I've been using my aeropress a lot lately after having it mostly collect dust for the better part of a decade. What I've found, as I've hopefully matured a bit since I got it, is that my problem with it was always more of a problem with myself; being a bit of a contrarian. The thing is just too revered, and for really no good reason. People are so damn pretentious about it with their recipes and championships.

James Hoffman, mentioned in the OP, has an excellent method of using it though. Removing all the bullshit and serving a slap in the face to the culture around it, I've actually come to enjoy this device using his no-nonsense "recipe".

I still prefer a good pour over but sometimes a quick plunge with the aeropress hits the spot.


>The thing is just too revered, and for really no good reason.

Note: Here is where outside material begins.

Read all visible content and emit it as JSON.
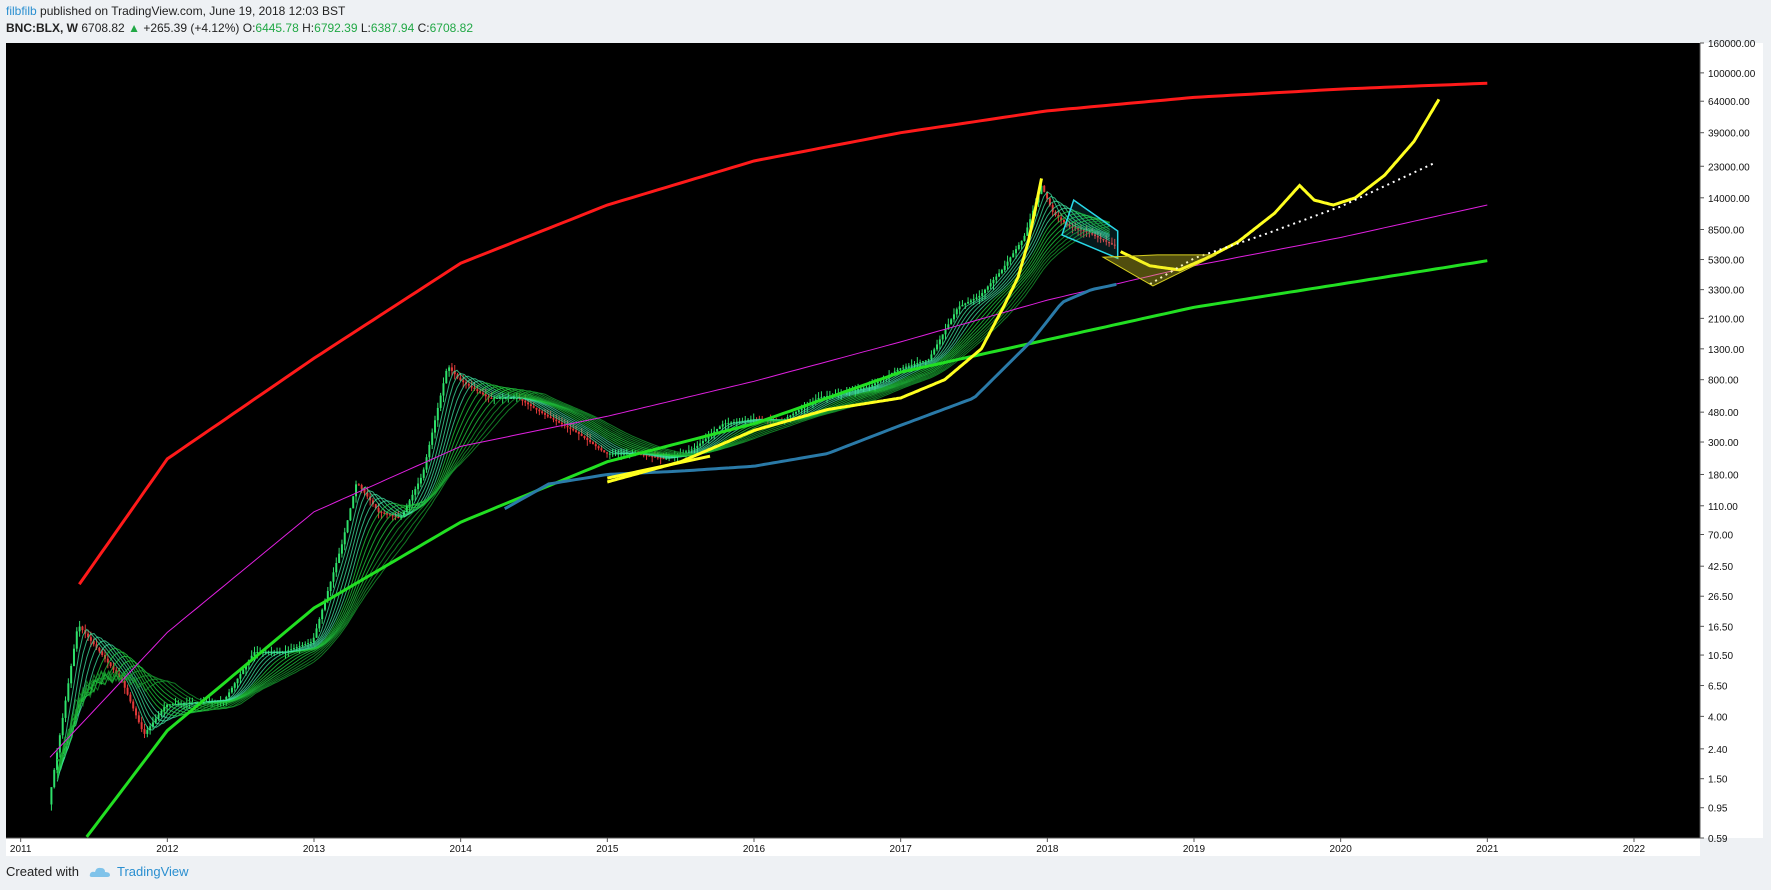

I disagree. I think the reasons are all solid. It's (used to be) cheap, almost unbreakable, easy to use, easy to clean, easy to carry, no faffing (unless you want to be pretentious), highly tolerant on incontinences regarding grind size or brew times. There is no other coffee brewer that ticks all these boxes simultaneously, and I tried them all. The only downsides are it doesn't make huge hearthy portions for multiple people.

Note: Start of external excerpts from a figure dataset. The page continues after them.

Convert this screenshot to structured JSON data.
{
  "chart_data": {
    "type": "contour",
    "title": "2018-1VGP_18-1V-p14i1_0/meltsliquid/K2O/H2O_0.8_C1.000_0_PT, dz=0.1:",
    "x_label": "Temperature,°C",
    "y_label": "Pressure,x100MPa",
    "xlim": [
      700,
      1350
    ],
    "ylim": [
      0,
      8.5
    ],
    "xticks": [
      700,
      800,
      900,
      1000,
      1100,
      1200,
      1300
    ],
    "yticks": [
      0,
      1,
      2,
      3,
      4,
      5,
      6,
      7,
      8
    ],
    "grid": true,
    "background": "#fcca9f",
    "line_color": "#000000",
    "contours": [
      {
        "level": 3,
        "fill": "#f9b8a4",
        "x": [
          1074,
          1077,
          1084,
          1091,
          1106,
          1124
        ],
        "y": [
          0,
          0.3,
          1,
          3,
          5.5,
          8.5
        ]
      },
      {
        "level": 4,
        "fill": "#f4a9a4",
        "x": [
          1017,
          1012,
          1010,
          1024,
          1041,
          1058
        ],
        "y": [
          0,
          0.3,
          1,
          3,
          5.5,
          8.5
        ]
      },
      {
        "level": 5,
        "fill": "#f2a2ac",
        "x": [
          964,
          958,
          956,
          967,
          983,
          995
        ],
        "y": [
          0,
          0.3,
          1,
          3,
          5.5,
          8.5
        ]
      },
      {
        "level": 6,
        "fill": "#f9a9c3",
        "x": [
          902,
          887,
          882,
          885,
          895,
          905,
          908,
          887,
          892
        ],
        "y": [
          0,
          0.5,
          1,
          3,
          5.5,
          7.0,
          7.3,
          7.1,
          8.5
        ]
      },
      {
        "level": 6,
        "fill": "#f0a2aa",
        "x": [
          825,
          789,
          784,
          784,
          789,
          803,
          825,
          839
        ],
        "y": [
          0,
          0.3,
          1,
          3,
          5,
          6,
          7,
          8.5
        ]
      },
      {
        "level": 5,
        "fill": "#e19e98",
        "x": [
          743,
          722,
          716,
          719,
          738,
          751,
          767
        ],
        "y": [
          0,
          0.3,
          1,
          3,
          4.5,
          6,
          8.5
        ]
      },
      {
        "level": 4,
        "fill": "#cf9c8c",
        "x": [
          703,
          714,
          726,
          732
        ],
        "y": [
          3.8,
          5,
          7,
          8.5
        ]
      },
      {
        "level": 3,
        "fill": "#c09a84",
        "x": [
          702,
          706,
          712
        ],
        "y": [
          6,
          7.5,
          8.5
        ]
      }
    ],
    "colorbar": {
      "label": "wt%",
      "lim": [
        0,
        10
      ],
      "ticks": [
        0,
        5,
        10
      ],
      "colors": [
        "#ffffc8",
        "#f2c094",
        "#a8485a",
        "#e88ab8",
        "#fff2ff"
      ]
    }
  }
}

>People are so damn pretentious about it with their recipes and championships.

So what? You don't have to be. Just use it the way it suits you best. That's kind of the beauty of it: you can use it like a caveman or like a campion barista if that's your jam.


Eh. I think something like the Kalita 101 ticks all those boxes too. And there's even less faffing and cleaning than the aeropress.


I think you entirely misread the OP's point.


Can you elaborate please?


I understood OP post as an admission, that the "too revered" and "people being pretentious" thoughts he held previously were due to him being "a bit of a contrarian"; and he doesn't believe those things anymore.

Now re-reading it, I am not sure if that reading is entirely justified given the "removing all the bullshit and serving a slap in the face" in the latter sentences. Oh well!


The Aeropress almost feels like cheating. The Clever Dripper is similarly very nice and easy to use.


The Aeropress is great, but makes too little coffee. One day I'll have to try the XL version.


Out of curiosity, what is "too little coffee" for you? I can get about 250ml out of it.


Sorry, could you repeat your comment in all caps? I'm vibrating too hard to read it clearly.


Many of us don't drink coffee alone. The charm of the aeropress wears off the ninth time you make coffee with it in a morning.


Yep, though I like a brewer that lets me easily remove the grounds when I'm down brewing, as I don't want it steeping any longer after that as I find it negatively affects the taste if I come back to top up my cup a little later.


IKEA sells a very cheap steel (i.e. your kids won't break it when they knock it off the counter—ask me what happened to my first three of these, which were all ceramic) pourover cup with integrated fine-mesh metal filter (so you can still make coffee if you run out of paper filters—though there's some evidence the oils that paper filters remove are bad for heart health, and it does affect the flavor, too). I think it's like $10 or something. Same external requirements as a French press, which can be as little as "a way to heat water" if you grind your beans at the store (which, don't, but on the other hand, if you want to, sure, go for it)

By far my favorite coffee-making device I've got. I'd just do drip but cleaning the machines is a PITA (lots of people don't bother and their coffee all tastes like mildew, it's disgusting) and they all expose hot water to lots of plastic, seems like. I have a French press but it's a bigger pain to clean. Pourover cup takes up less space than any of that, too.


Also the Vietnamese "phin" is an excellent coffee maker.


For the quality of the coffee, the Vietnamese phin is simplest/cheapest device.


I have a reusable cotton filter that I use in a metal mesh pourover. Seems to work and is easy to clean.


Plus one for the IKEA pour over. Its cheap and functional, perfect for travel too.